Ayrıca disinflation'la da karıştırılmamalıdır. Disinflation, enflasyonun artış hızının azalması, deflasyon ise fiyatların azalmasıdır.[2]
Charls Rist'e göre üç tür deflasyon vardır:
* Para deflasyonu: Banknotları tedavülden çekip imha etmek demektir. Ekim 1944'te Belçika, banknot ve hesapları bankada bloke ederek böyle bir işlem yapmıştır. Haziran 1948'de Almanya'daki işgal kuvvetleri, ödeme araçlarını yüzde doksanını hükümsüz saymış, Reichsmark'ı on buçuğa bir oranında Alman Markı'na çevirerek tedavüldeki para hacmini azaltmışlardı.

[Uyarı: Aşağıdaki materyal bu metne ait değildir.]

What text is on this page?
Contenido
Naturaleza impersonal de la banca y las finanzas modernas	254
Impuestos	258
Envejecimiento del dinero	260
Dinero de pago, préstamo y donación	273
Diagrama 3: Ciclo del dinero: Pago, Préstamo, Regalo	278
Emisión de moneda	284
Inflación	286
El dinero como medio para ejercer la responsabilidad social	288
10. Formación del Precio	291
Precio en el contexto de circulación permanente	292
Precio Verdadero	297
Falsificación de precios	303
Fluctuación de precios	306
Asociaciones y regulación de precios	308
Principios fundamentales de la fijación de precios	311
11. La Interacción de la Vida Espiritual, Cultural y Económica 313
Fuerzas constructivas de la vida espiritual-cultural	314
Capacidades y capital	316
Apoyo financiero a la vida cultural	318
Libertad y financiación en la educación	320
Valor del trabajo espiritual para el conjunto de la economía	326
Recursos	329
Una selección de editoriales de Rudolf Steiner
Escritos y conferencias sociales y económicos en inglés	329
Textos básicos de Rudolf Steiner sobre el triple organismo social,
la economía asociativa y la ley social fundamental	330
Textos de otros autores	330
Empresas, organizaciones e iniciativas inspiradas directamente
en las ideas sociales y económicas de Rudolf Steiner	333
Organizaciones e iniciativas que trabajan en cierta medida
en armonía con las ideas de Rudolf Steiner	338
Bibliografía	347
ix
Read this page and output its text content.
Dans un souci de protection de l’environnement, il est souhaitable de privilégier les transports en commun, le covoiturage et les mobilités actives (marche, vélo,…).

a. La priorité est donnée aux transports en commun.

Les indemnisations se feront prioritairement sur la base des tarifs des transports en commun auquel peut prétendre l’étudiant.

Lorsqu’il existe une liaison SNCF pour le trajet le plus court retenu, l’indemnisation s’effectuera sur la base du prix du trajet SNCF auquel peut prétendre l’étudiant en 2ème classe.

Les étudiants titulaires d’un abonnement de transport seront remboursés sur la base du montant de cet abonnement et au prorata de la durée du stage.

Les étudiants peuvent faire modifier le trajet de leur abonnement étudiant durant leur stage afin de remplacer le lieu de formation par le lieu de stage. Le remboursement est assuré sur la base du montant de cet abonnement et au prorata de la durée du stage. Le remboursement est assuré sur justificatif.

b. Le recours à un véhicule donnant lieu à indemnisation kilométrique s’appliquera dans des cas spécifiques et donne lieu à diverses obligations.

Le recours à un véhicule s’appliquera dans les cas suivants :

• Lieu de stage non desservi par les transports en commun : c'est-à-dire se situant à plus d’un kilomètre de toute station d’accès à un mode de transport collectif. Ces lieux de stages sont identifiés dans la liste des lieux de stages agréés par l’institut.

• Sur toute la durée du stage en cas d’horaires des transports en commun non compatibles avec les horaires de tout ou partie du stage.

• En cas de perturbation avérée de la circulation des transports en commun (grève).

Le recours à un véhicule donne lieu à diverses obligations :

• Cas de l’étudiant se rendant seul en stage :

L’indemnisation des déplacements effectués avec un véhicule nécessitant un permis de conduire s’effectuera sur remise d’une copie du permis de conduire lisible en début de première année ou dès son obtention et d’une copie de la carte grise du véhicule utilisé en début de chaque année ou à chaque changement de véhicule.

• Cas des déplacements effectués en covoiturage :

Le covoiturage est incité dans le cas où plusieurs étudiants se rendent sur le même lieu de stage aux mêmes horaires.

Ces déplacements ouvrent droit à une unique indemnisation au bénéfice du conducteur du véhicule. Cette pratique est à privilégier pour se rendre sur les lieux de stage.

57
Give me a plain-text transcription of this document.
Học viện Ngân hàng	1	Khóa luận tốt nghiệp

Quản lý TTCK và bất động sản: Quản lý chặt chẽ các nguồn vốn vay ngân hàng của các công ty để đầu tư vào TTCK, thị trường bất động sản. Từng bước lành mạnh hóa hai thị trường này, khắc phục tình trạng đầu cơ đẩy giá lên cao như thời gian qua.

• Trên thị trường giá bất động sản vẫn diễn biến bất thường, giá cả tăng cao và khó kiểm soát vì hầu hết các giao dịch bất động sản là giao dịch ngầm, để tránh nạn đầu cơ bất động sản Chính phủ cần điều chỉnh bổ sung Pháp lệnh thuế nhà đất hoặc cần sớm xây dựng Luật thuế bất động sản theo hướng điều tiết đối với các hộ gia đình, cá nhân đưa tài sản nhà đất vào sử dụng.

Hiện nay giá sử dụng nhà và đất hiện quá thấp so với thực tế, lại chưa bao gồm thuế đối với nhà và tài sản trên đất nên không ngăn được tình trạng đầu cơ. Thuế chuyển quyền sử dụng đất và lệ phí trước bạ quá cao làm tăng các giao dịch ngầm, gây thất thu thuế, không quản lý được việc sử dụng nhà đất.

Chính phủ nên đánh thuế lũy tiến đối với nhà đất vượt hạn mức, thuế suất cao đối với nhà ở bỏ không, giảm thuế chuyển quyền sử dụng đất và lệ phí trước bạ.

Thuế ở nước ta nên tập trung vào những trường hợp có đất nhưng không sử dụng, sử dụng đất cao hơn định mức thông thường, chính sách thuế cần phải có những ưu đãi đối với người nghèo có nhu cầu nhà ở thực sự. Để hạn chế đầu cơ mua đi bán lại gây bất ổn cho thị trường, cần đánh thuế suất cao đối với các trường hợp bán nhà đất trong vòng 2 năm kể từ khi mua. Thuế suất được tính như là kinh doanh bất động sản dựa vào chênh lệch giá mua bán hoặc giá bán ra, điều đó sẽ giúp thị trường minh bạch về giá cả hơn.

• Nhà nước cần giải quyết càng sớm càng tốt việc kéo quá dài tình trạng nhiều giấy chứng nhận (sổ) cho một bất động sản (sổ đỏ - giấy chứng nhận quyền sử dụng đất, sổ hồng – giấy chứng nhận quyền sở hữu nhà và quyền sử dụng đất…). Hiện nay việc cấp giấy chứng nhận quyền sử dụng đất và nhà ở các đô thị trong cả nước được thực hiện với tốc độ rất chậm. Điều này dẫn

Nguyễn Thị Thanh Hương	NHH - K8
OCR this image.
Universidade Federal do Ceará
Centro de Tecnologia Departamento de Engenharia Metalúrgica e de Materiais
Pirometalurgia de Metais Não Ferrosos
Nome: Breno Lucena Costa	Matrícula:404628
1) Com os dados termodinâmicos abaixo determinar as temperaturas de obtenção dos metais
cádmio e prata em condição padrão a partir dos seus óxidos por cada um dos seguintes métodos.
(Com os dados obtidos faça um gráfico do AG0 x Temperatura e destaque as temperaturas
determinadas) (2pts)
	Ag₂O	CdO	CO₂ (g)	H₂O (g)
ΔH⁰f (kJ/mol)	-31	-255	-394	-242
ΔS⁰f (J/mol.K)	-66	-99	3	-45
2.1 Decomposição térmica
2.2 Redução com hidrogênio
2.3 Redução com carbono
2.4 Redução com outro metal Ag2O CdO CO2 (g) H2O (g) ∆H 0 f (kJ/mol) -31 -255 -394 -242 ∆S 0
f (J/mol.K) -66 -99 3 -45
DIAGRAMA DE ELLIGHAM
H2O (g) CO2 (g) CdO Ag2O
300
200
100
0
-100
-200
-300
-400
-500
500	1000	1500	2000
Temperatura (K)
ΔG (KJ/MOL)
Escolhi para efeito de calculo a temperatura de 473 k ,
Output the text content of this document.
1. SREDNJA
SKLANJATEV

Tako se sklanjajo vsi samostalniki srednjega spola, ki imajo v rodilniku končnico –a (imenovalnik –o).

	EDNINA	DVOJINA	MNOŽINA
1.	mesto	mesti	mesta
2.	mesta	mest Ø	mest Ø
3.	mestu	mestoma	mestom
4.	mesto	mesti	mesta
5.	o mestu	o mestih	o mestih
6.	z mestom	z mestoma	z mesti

* Malî deflasyon: Devlet, bankaların devlet yararına çıkardıkları ödeme araçlarını karşıladığı zaman, deflasyoncu siyasetin başka bir şekli olan malî deflasyon ortaya çıkar. Kamu harcamalarını kısmaya veya vergileri arttırmaya dayanan bütçe fazlalığı siyaseti de malî deflasyonun bir şekli olarak ele alınabilir. Bu fazlalıklar ya kullanılmaz veya kamu borçlarının ödenmesine harcanır.
* Kredi deflasyonu: Deflasyonun üçüncü şekli olan kredi deflasyonu birçok şekilde gerçekleştirilir: Kredi isteklilerini daha ölçülü davranmaya zorladığı için iskonto sınırının yükseltilmesi; bankaların mevduatlarını arttırmaya zorlanmaları, açık piyasa siyaseti veya krediler ile kredi vermenin sıkı bir şekilde denetlenmesi. Fiyatların yükselmesini önlemek için ya arz ya da talep üzerinde durulabilir.[3]